In the pronunciation of the Rani language, there are two dialects/accents divided between two regions. The first region comprises Luban, Wei, and Yuaban, while the second comprises Aboy, Murme, and Teiraplu. The dialect of the first region predominantly uses the letter [R], whereas the second region predominantly uses the letter [L]. The Lepki people have a distinctive greeting, expressed with the phrase Yelako.

== Clans ==
The clan names of the Lepki people include: Belbora, Bera, Borgertora, Bukdamtora, Dalidam, Dalitora, Deira, Digiseira, Diyapra, Kedapra, Kremtestora, Kromtisra, Kuatnyera, Kwelkwapra, Lora, Lukaipra, Mapkertora, Nukaipra, Nyanyera, Tefra, Timisnyera, Toborgertora, Tuapra, Widibera, and Winma. Most Lepki clan names end with -ra, as ra means 'people'. This naming pattern can also be found among some neighboring tribes of the Lepki, such as the Sumatra and Udamesra clans of the Kosare people, as well as clans from the Kembra people.

== Customary land ==
Melkior N.N. Sitokdana & Nukaipra (2018), in their book, Culture and History of the Lepki Tribe, explain that the Lepki people are located in the northern part of Bintang Mountain Regency. The area inhabited by this tribe is part of the Okmekmin (La Pago) customary land and is bordered by four tribes: Yetfa, Kimki, Ketengban, and Kosadle/Kosare.

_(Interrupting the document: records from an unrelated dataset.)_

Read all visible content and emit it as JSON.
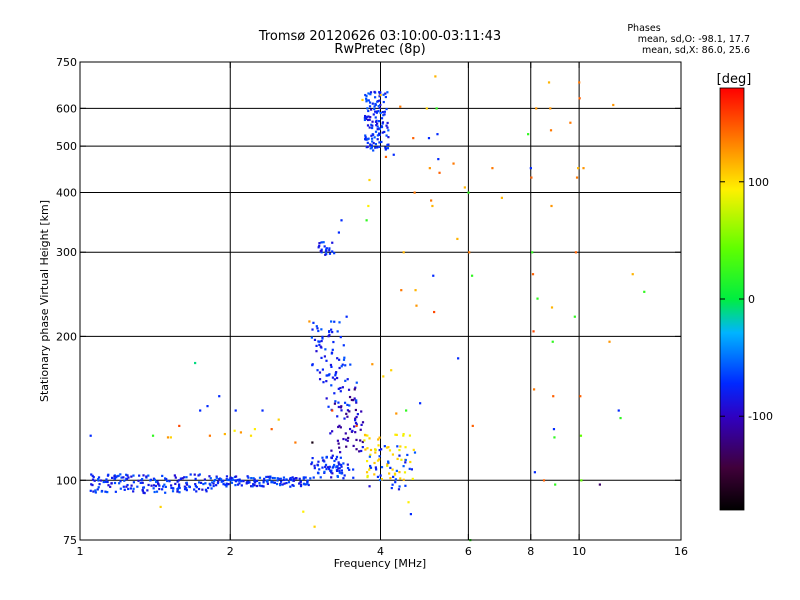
{
  "chart_data": {
    "type": "scatter",
    "title": "Tromsø 20120626 03:10:00-03:11:43",
    "subtitle": "RwPretec (8p)",
    "xlabel": "Frequency [MHz]",
    "ylabel": "Stationary phase Virtual Height [km]",
    "x_scale": "log",
    "y_scale": "log",
    "xlim": [
      1,
      16
    ],
    "ylim": [
      75,
      750
    ],
    "x_ticks": [
      1,
      2,
      4,
      6,
      8,
      10,
      16
    ],
    "x_tick_labels": [
      "1",
      "2",
      "4",
      "6",
      "8",
      "10",
      "16"
    ],
    "y_ticks": [
      75,
      100,
      200,
      300,
      400,
      500,
      600,
      750
    ],
    "y_tick_labels": [
      "75",
      "100",
      "200",
      "300",
      "400",
      "500",
      "600",
      "750"
    ],
    "grid": true,
    "phases_box": {
      "title": "Phases",
      "line1": "mean, sd,O: -98.1, 17.7",
      "line2": "mean, sd,X:  86.0, 25.6"
    },
    "colorbar": {
      "label": "[deg]",
      "min": -180,
      "max": 180,
      "ticks": [
        100,
        0,
        -100
      ],
      "tick_labels": [
        "100",
        "0",
        "-100"
      ]
    },
    "clusters": [
      {
        "x_range": [
          1.05,
          1.85
        ],
        "y_range": [
          94,
          103
        ],
        "phase": -100,
        "count": 170
      },
      {
        "x_range": [
          1.85,
          2.9
        ],
        "y_range": [
          97,
          102
        ],
        "phase": -100,
        "count": 140
      },
      {
        "x_range": [
          2.9,
          3.6
        ],
        "y_range": [
          101,
          112
        ],
        "phase": -100,
        "count": 70
      },
      {
        "x_range": [
          2.9,
          3.4
        ],
        "y_range": [
          160,
          215
        ],
        "phase": -100,
        "count": 55
      },
      {
        "x_range": [
          3.1,
          3.6
        ],
        "y_range": [
          140,
          175
        ],
        "phase": -100,
        "count": 35
      },
      {
        "x_range": [
          3.15,
          3.7
        ],
        "y_range": [
          112,
          150
        ],
        "phase": -120,
        "count": 55
      },
      {
        "x_range": [
          3.0,
          3.25
        ],
        "y_range": [
          296,
          315
        ],
        "phase": -100,
        "count": 22
      },
      {
        "x_range": [
          3.72,
          4.15
        ],
        "y_range": [
          490,
          650
        ],
        "phase": -100,
        "count": 130
      },
      {
        "x_range": [
          3.7,
          4.7
        ],
        "y_range": [
          100,
          125
        ],
        "phase": 95,
        "count": 55
      },
      {
        "x_range": [
          3.8,
          4.7
        ],
        "y_range": [
          95,
          118
        ],
        "phase": -100,
        "count": 35
      }
    ],
    "points": [
      {
        "x": 1.05,
        "y": 124,
        "phase": -100
      },
      {
        "x": 1.28,
        "y": 96,
        "phase": -85
      },
      {
        "x": 1.4,
        "y": 124,
        "phase": 20
      },
      {
        "x": 1.45,
        "y": 88,
        "phase": 100
      },
      {
        "x": 1.5,
        "y": 123,
        "phase": 120
      },
      {
        "x": 1.52,
        "y": 123,
        "phase": 100
      },
      {
        "x": 1.58,
        "y": 130,
        "phase": 150
      },
      {
        "x": 1.7,
        "y": 176,
        "phase": -20
      },
      {
        "x": 1.74,
        "y": 140,
        "phase": -100
      },
      {
        "x": 1.8,
        "y": 143,
        "phase": -100
      },
      {
        "x": 1.82,
        "y": 124,
        "phase": 130
      },
      {
        "x": 1.9,
        "y": 150,
        "phase": -100
      },
      {
        "x": 1.95,
        "y": 125,
        "phase": 110
      },
      {
        "x": 2.04,
        "y": 127,
        "phase": 90
      },
      {
        "x": 2.05,
        "y": 140,
        "phase": -100
      },
      {
        "x": 2.1,
        "y": 126,
        "phase": 120
      },
      {
        "x": 2.2,
        "y": 124,
        "phase": 95
      },
      {
        "x": 2.24,
        "y": 128,
        "phase": 90
      },
      {
        "x": 2.32,
        "y": 140,
        "phase": -100
      },
      {
        "x": 2.42,
        "y": 128,
        "phase": 140
      },
      {
        "x": 2.5,
        "y": 134,
        "phase": 100
      },
      {
        "x": 2.7,
        "y": 120,
        "phase": 130
      },
      {
        "x": 2.8,
        "y": 86,
        "phase": 90
      },
      {
        "x": 2.88,
        "y": 215,
        "phase": 120
      },
      {
        "x": 2.92,
        "y": 120,
        "phase": -170
      },
      {
        "x": 2.95,
        "y": 80,
        "phase": 100
      },
      {
        "x": 3.2,
        "y": 140,
        "phase": 150
      },
      {
        "x": 3.3,
        "y": 330,
        "phase": -100
      },
      {
        "x": 3.34,
        "y": 350,
        "phase": -100
      },
      {
        "x": 3.42,
        "y": 220,
        "phase": -100
      },
      {
        "x": 3.55,
        "y": 155,
        "phase": -140
      },
      {
        "x": 3.58,
        "y": 130,
        "phase": 150
      },
      {
        "x": 3.68,
        "y": 625,
        "phase": 100
      },
      {
        "x": 3.75,
        "y": 350,
        "phase": 20
      },
      {
        "x": 3.78,
        "y": 375,
        "phase": 90
      },
      {
        "x": 3.8,
        "y": 425,
        "phase": 100
      },
      {
        "x": 3.85,
        "y": 175,
        "phase": 120
      },
      {
        "x": 4.0,
        "y": 640,
        "phase": 110
      },
      {
        "x": 4.05,
        "y": 165,
        "phase": 100
      },
      {
        "x": 4.1,
        "y": 475,
        "phase": 140
      },
      {
        "x": 4.2,
        "y": 170,
        "phase": 100
      },
      {
        "x": 4.25,
        "y": 480,
        "phase": -100
      },
      {
        "x": 4.3,
        "y": 138,
        "phase": 120
      },
      {
        "x": 4.38,
        "y": 605,
        "phase": 130
      },
      {
        "x": 4.4,
        "y": 250,
        "phase": 130
      },
      {
        "x": 4.45,
        "y": 300,
        "phase": 110
      },
      {
        "x": 4.5,
        "y": 140,
        "phase": 20
      },
      {
        "x": 4.55,
        "y": 90,
        "phase": 90
      },
      {
        "x": 4.6,
        "y": 85,
        "phase": -100
      },
      {
        "x": 4.65,
        "y": 520,
        "phase": 140
      },
      {
        "x": 4.68,
        "y": 400,
        "phase": 130
      },
      {
        "x": 4.7,
        "y": 250,
        "phase": 110
      },
      {
        "x": 4.72,
        "y": 232,
        "phase": 120
      },
      {
        "x": 4.8,
        "y": 145,
        "phase": -100
      },
      {
        "x": 4.95,
        "y": 600,
        "phase": 100
      },
      {
        "x": 5.0,
        "y": 520,
        "phase": -100
      },
      {
        "x": 5.02,
        "y": 450,
        "phase": 120
      },
      {
        "x": 5.05,
        "y": 385,
        "phase": 130
      },
      {
        "x": 5.08,
        "y": 375,
        "phase": 110
      },
      {
        "x": 5.1,
        "y": 268,
        "phase": -100
      },
      {
        "x": 5.12,
        "y": 225,
        "phase": 150
      },
      {
        "x": 5.15,
        "y": 700,
        "phase": 110
      },
      {
        "x": 5.18,
        "y": 600,
        "phase": 20
      },
      {
        "x": 5.2,
        "y": 530,
        "phase": -100
      },
      {
        "x": 5.22,
        "y": 470,
        "phase": -100
      },
      {
        "x": 5.25,
        "y": 440,
        "phase": 140
      },
      {
        "x": 5.6,
        "y": 460,
        "phase": 130
      },
      {
        "x": 5.7,
        "y": 320,
        "phase": 110
      },
      {
        "x": 5.72,
        "y": 180,
        "phase": -100
      },
      {
        "x": 5.9,
        "y": 410,
        "phase": 110
      },
      {
        "x": 6.0,
        "y": 400,
        "phase": 20
      },
      {
        "x": 6.02,
        "y": 300,
        "phase": 130
      },
      {
        "x": 6.05,
        "y": 75,
        "phase": 20
      },
      {
        "x": 6.1,
        "y": 268,
        "phase": 20
      },
      {
        "x": 6.12,
        "y": 130,
        "phase": 140
      },
      {
        "x": 6.7,
        "y": 450,
        "phase": 130
      },
      {
        "x": 7.0,
        "y": 390,
        "phase": 110
      },
      {
        "x": 7.9,
        "y": 530,
        "phase": 20
      },
      {
        "x": 8.0,
        "y": 450,
        "phase": -100
      },
      {
        "x": 8.02,
        "y": 430,
        "phase": 140
      },
      {
        "x": 8.05,
        "y": 300,
        "phase": 20
      },
      {
        "x": 8.08,
        "y": 270,
        "phase": 140
      },
      {
        "x": 8.1,
        "y": 205,
        "phase": 150
      },
      {
        "x": 8.12,
        "y": 155,
        "phase": 130
      },
      {
        "x": 8.15,
        "y": 104,
        "phase": -100
      },
      {
        "x": 8.2,
        "y": 600,
        "phase": 120
      },
      {
        "x": 8.25,
        "y": 240,
        "phase": 20
      },
      {
        "x": 8.5,
        "y": 100,
        "phase": 140
      },
      {
        "x": 8.7,
        "y": 680,
        "phase": 110
      },
      {
        "x": 8.75,
        "y": 600,
        "phase": 120
      },
      {
        "x": 8.78,
        "y": 540,
        "phase": 130
      },
      {
        "x": 8.8,
        "y": 375,
        "phase": 120
      },
      {
        "x": 8.82,
        "y": 230,
        "phase": 110
      },
      {
        "x": 8.85,
        "y": 195,
        "phase": 20
      },
      {
        "x": 8.87,
        "y": 150,
        "phase": 140
      },
      {
        "x": 8.9,
        "y": 128,
        "phase": -100
      },
      {
        "x": 8.92,
        "y": 123,
        "phase": 20
      },
      {
        "x": 8.95,
        "y": 98,
        "phase": 20
      },
      {
        "x": 9.6,
        "y": 560,
        "phase": 130
      },
      {
        "x": 9.8,
        "y": 220,
        "phase": 20
      },
      {
        "x": 9.85,
        "y": 300,
        "phase": 140
      },
      {
        "x": 9.9,
        "y": 430,
        "phase": 130
      },
      {
        "x": 9.95,
        "y": 450,
        "phase": 110
      },
      {
        "x": 10.0,
        "y": 680,
        "phase": 130
      },
      {
        "x": 10.02,
        "y": 630,
        "phase": 140
      },
      {
        "x": 10.05,
        "y": 150,
        "phase": 140
      },
      {
        "x": 10.08,
        "y": 124,
        "phase": 40
      },
      {
        "x": 10.1,
        "y": 100,
        "phase": 40
      },
      {
        "x": 10.2,
        "y": 450,
        "phase": 120
      },
      {
        "x": 11.0,
        "y": 98,
        "phase": -140
      },
      {
        "x": 11.5,
        "y": 195,
        "phase": 120
      },
      {
        "x": 11.7,
        "y": 610,
        "phase": 120
      },
      {
        "x": 12.0,
        "y": 140,
        "phase": -100
      },
      {
        "x": 12.1,
        "y": 135,
        "phase": 20
      },
      {
        "x": 12.8,
        "y": 270,
        "phase": 110
      },
      {
        "x": 13.5,
        "y": 248,
        "phase": 20
      }
    ]
  }
}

This area is relatively small compared to the surrounding tribes, covering only about 400 km².

Initially, the Lepki people did not live in villages but in small settlements within clan territories. The settlements were based on nearness to natural resources such as sago. Clan territories were usually named after hills, rivers, and other natural resources, such as Askei, Iorger, Itarger, Yalembri, Dali, and Raskilo. After villages were established, such as Teiraplu, which was built near an airstrip, these settlements became centers of trade and communication. However, most of the Lepki people still reside in their clan territories.

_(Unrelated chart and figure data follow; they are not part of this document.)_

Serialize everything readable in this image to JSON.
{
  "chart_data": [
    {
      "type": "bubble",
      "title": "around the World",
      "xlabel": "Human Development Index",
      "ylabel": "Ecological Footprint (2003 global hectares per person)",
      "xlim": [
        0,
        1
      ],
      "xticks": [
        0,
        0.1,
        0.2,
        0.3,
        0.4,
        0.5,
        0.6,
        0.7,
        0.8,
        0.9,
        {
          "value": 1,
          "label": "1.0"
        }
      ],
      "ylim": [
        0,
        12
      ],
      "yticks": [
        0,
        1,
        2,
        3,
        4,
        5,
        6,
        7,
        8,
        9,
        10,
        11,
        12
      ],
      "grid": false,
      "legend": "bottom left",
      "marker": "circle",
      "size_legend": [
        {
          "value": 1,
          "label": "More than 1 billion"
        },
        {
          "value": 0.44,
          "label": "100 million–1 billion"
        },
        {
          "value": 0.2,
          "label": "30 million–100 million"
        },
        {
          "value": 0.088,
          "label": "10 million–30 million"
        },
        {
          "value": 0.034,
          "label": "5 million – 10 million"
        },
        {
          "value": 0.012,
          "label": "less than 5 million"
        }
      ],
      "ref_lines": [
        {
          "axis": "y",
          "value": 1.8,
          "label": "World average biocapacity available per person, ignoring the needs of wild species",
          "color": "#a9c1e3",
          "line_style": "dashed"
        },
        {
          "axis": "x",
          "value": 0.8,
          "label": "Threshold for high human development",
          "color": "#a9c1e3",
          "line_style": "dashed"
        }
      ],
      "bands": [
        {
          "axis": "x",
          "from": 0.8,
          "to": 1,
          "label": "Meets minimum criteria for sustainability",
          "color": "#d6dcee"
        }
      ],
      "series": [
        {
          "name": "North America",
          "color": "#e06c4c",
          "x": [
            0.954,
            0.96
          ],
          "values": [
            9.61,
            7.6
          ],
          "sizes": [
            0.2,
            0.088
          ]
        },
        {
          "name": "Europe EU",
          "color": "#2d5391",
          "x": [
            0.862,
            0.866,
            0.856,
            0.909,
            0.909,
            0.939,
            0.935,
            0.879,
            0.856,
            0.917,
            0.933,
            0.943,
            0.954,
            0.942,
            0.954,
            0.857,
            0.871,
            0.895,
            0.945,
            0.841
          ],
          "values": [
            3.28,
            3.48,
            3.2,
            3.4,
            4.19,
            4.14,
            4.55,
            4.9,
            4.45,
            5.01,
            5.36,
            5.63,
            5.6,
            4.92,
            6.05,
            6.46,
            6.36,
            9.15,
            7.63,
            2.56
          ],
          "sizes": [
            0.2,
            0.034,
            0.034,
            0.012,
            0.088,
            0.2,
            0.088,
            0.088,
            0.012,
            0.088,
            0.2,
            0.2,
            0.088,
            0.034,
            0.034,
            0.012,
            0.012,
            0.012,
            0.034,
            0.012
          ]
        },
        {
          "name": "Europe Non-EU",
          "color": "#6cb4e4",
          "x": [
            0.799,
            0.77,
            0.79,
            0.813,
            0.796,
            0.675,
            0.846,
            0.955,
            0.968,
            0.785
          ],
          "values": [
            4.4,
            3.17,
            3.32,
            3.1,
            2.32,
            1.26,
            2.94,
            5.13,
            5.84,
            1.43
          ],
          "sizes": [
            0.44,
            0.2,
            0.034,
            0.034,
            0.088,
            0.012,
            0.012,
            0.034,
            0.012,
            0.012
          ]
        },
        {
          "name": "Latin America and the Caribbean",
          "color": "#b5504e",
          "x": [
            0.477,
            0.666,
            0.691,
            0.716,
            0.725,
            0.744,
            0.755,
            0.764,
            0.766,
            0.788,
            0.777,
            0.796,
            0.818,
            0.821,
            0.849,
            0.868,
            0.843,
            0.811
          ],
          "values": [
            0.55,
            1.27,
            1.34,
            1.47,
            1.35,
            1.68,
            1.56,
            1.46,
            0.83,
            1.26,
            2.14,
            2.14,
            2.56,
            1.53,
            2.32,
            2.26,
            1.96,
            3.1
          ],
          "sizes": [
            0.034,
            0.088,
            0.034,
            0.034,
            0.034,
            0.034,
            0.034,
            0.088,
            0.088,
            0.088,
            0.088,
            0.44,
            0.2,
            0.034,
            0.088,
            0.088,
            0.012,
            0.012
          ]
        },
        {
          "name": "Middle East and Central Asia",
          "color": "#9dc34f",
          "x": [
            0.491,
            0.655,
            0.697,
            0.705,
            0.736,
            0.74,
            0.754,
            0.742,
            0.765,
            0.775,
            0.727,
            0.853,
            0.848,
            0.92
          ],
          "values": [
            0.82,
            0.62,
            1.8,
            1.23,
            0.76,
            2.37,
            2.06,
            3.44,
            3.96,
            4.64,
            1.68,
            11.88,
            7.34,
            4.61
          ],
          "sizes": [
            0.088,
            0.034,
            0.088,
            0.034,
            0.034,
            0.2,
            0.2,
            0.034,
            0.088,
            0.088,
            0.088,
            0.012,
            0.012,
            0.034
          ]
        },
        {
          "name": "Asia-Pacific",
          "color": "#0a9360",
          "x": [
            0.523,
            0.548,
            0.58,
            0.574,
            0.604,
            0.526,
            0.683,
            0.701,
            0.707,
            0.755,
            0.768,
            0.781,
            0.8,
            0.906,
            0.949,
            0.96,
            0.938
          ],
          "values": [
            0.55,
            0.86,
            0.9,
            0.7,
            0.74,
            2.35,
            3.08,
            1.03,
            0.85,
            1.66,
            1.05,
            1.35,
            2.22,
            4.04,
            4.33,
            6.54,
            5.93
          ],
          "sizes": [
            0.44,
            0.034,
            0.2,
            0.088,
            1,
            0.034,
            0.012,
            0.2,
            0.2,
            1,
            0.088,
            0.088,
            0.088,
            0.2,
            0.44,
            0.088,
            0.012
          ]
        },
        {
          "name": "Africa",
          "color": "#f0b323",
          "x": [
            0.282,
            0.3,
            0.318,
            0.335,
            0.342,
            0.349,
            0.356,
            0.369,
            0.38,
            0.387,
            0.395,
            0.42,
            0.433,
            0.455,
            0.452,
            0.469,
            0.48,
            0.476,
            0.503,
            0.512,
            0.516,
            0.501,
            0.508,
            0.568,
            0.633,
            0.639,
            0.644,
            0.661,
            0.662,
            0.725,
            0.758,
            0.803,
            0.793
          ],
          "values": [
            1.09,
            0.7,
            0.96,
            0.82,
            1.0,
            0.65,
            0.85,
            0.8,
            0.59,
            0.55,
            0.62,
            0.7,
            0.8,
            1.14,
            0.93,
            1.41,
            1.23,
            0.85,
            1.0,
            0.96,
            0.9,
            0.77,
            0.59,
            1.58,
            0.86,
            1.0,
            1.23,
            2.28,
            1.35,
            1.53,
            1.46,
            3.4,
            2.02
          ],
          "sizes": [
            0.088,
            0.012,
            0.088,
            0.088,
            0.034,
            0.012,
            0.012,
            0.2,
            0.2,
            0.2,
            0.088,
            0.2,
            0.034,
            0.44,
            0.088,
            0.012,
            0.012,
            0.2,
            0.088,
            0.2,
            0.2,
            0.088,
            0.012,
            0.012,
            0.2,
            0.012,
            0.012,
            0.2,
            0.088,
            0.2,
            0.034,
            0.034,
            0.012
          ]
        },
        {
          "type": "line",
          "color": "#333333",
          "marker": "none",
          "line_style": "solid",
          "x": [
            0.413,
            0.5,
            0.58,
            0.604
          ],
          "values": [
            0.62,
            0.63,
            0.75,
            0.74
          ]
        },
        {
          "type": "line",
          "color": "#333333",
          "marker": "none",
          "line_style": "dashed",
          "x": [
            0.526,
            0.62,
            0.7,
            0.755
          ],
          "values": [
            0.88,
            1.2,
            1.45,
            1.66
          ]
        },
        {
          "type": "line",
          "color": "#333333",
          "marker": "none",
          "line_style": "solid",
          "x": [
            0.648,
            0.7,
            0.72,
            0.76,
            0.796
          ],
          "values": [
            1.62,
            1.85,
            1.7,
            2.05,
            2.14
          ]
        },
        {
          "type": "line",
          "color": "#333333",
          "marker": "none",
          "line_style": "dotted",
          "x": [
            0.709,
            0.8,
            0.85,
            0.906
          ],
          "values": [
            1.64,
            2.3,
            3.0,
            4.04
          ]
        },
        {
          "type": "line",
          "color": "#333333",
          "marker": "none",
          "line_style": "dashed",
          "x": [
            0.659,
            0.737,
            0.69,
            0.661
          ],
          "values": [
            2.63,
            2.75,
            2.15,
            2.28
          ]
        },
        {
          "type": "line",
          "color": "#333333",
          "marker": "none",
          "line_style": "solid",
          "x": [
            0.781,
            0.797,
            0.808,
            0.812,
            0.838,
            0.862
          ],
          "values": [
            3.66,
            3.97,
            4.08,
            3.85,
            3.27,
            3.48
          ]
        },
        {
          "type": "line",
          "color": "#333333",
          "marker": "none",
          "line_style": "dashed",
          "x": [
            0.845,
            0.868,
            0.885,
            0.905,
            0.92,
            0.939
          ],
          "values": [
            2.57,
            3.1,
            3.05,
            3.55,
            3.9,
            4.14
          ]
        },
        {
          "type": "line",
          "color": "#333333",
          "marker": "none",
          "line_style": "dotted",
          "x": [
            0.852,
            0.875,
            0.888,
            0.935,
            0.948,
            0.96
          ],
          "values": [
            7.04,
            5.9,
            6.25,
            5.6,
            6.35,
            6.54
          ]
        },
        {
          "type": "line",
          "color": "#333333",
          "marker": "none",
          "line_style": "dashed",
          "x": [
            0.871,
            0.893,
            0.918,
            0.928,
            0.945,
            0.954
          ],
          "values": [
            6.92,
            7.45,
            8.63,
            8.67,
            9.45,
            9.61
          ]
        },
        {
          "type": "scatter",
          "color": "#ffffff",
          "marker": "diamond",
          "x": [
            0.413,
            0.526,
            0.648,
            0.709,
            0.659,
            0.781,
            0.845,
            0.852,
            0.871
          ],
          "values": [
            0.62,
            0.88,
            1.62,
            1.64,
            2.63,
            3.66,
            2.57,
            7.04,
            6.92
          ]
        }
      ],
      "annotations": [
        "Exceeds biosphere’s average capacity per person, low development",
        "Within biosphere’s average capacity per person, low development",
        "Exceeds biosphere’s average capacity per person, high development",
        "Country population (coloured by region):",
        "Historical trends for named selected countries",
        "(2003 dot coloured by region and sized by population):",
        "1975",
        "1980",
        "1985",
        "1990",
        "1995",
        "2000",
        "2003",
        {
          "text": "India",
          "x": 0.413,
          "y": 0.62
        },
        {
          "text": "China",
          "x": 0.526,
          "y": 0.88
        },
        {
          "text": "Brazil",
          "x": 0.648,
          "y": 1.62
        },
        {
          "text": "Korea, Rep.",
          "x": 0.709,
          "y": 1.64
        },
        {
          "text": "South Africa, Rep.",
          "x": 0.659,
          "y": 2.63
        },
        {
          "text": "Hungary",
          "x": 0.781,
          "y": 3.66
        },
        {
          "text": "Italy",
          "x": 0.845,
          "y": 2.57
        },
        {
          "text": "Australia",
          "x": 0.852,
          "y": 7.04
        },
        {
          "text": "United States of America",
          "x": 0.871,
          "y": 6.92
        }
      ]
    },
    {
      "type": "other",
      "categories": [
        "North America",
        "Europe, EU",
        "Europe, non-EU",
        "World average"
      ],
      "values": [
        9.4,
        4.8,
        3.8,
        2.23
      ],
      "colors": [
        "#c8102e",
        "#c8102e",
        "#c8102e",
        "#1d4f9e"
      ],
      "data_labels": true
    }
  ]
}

The villages built within the Lepki customary territory include:

- Teiraplu, located along the Dakerto River
- Yuaban, located along the Yua River
- Luban, located along the Lau River
- Aboy, located along the Kelnje/Ngeme River

== Traditional house ==
Lepki's traditional house is called Tinmin and is often referred to in Indonesian as rumah payung ("umbrella house") because of its umbrella-like shaped roof. These houses are typically built using large tree trunks, which are combined to form the building. Tinmin also resembles a stilt house, although it has no walls. According to local beliefs, walls make it difficult to see incoming enemy attacks. The ground floor can be used for livestock, while the umbrella-shaped roof is made from dried sago leaves.

A single Tinmin can accommodate around 30 people, with each family having its own fireplace for about 7 to 12 in total. Women and children sleep at one edge of the house, while men sleep at the other edge. A dancing floor is usually built lower and is flexible and tied with rattan ropes so it can move horizontally.

In addition to Tinmin, the Lepki people also build two other types of houses:

1. Yumin house. A house that is similar to Tinmin but smaller and without an umbrella-like roof.
2. Ketengban-style house. It resembles honai houses, especially in village areas.

== Traditional clothes ==
The traditional attire of Lepki men consists of a small ball-shaped genital cover, not a koteka. This is called nega and is made from small fruits that are drilled and then dried in hot ash. The nega is not tied but simply placed on top of the penis. Today, although most Lepki men wear pants, some still wear nega underneath their pants. The traditional attire for Lepki women consists of grass or reed skirts called net. They grow their reeds, which are then cut and tied in layers onto a string.

Other accessories include body paint in colors such as yellow, black, gray, and white from earth, as well as red from earth and tree bark. Body piercings on the ears and nose are made from animal bones, especially wild boar tusks, which are worn on the nose during war. Additionally, they wear necklaces made of shell rings called kipfan in Lepki or telaga in Yetfa. The Lepki people have also begun tattooing their bodies, a new tradition originating from the east, usually done with needles and battery contents.